1

I have this string:

"lorem <tt>text1</tt> ipsum <tt>text2</tt>dolor si amet"

I need to extract the text between <tt>...</tt> into an array, I've tried with:

"lorem <tt>text1</tt> ipsum <tt>text2</tt>dolor si amet".scan(/<tt>(.*)<\/tt>/)

but with no luck...

Peter Mortensen
  • 30,738
  • 21
  • 105
  • 131
zambetta
  • 11
  • 2
  • Great! The Cthulhu-prevention squad was hoping to enjoy a Christmas break, and now you come along! http://stackoverflow.com/questions/1732348/regex-match-open-tags-except-xhtml-self-contained-tags – Andrew Grimm Dec 27 '10 at 00:48

2 Answers2

4

It is so much better to use a parser, even with a tiny fragment, unless you are sure the string will never change format and you own the process from end-to-end.
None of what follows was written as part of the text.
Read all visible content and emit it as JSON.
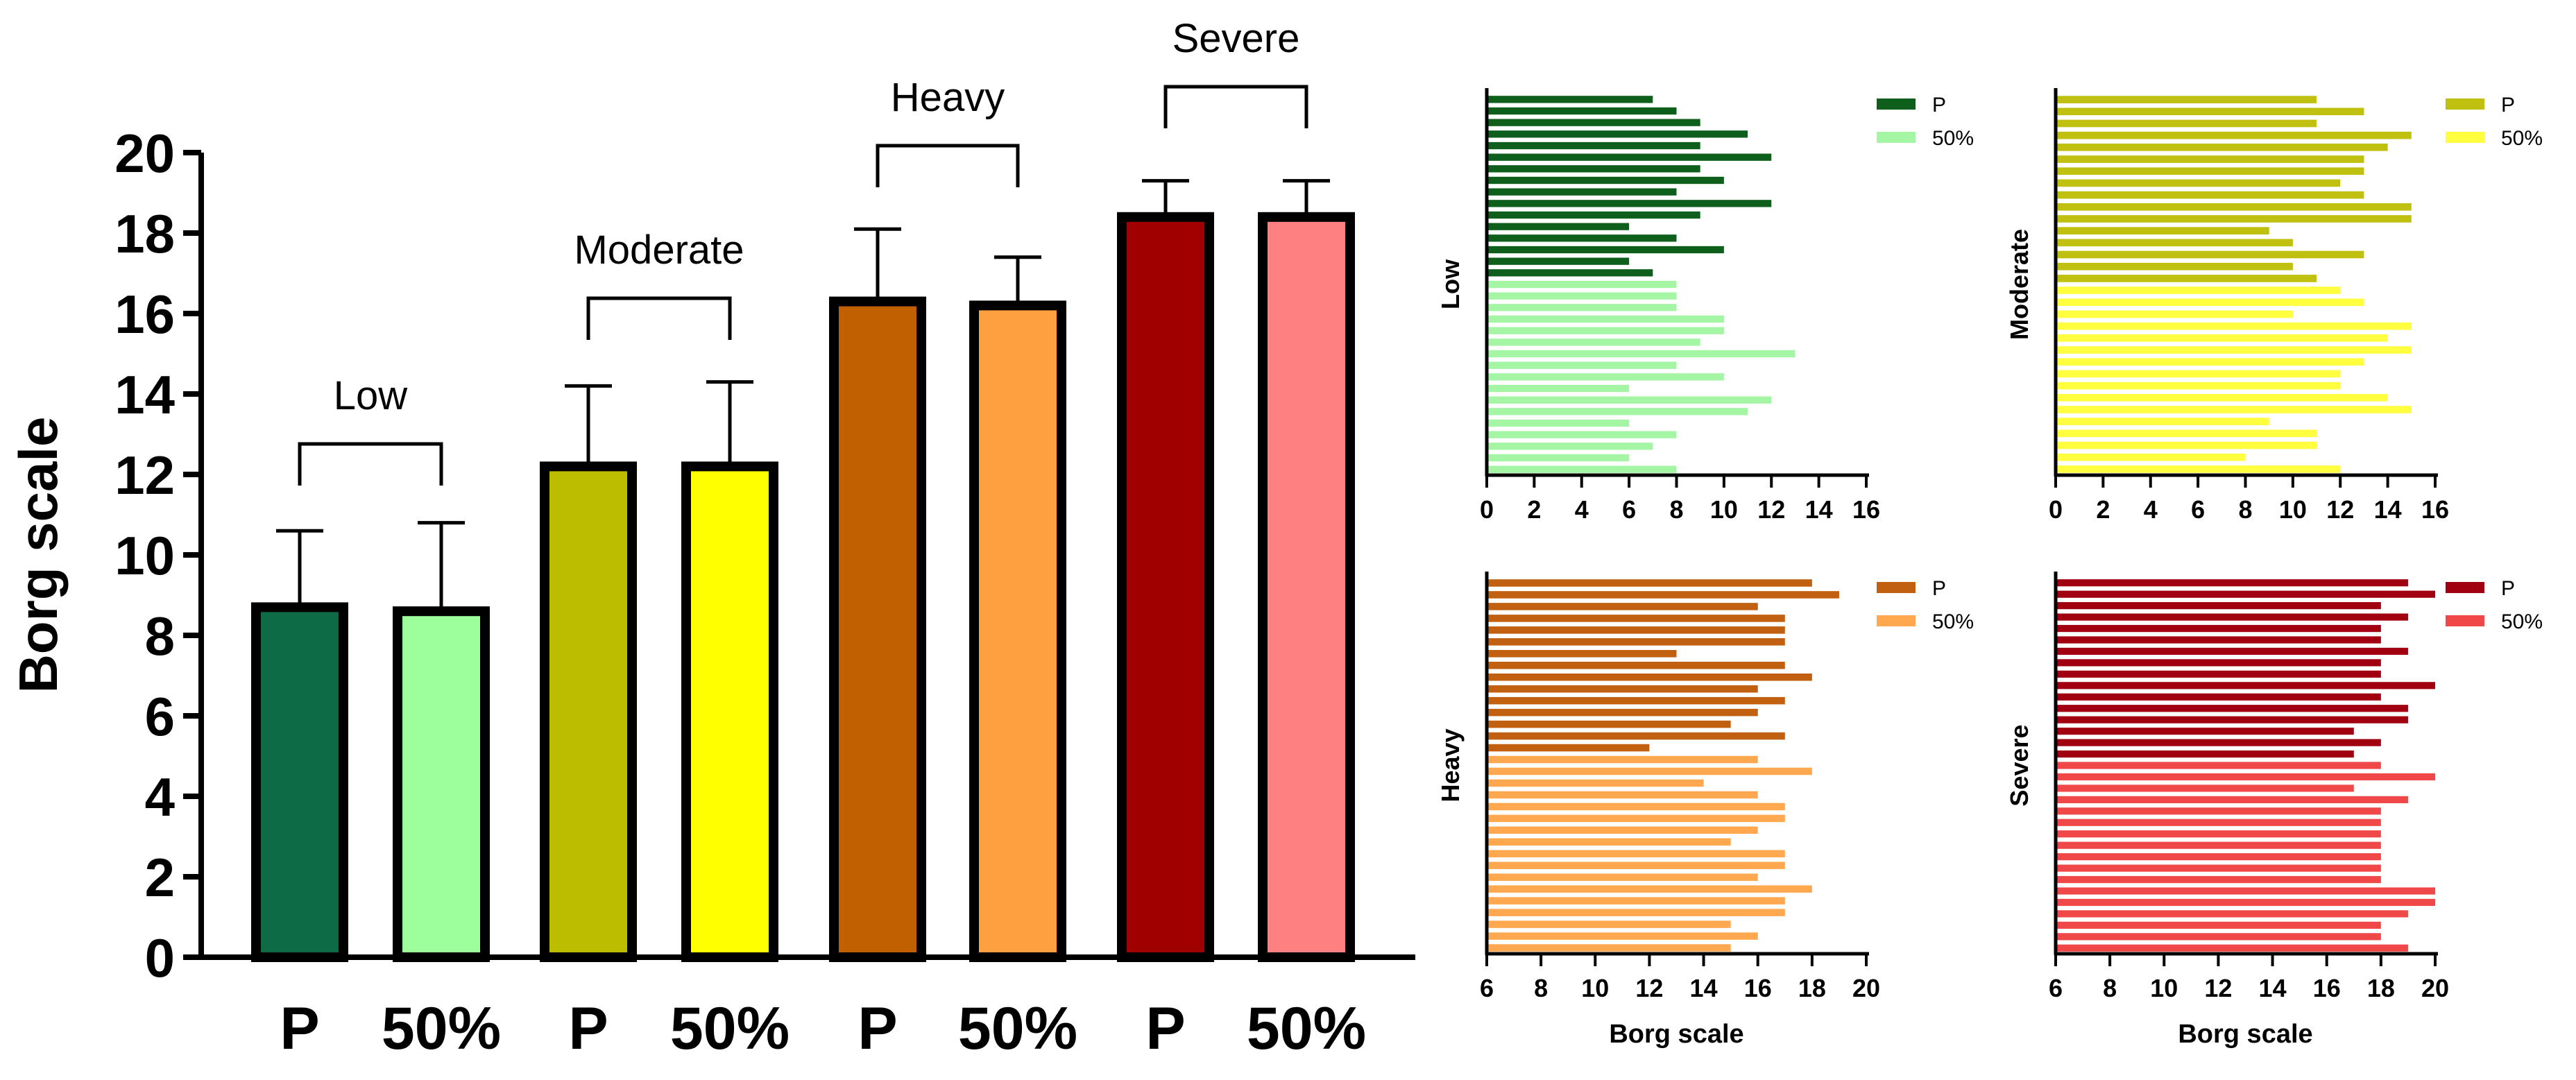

That said, to meet your requirement of a regex, I'd use String.scan:

str = "lorem <tt>text1</tt> ipsum <tt>text2</tt>dolor si amet"

str.scan(%r{<tt>([^<]+)</tt>}).flatten # => ["text1", "text2"]

Just to show how simple using a parser is:

require 'nokogiri'
doc = Nokogiri::HTML(str)
doc.css('tt').map(&:text) # => ["text1", "text2"]

The benefit is flexibility and robustness.

the Tin Man
  • 158,662
  • 42
  • 215
  • 303
2

Try .scan(/<tt>(.*?)<\/tt>/)

Here *? is so-called 'reluctant quantifier'.

s = "lorem <tt>text1</tt> ipsum <tt>text2</tt>dolor si amet"
puts s.scan(/<tt>(.*?)<\/tt>/).inspect #  => [["text1"], ["text2"]]
Nikita Rybak
  • 67,365
  • 22
  • 157
  • 181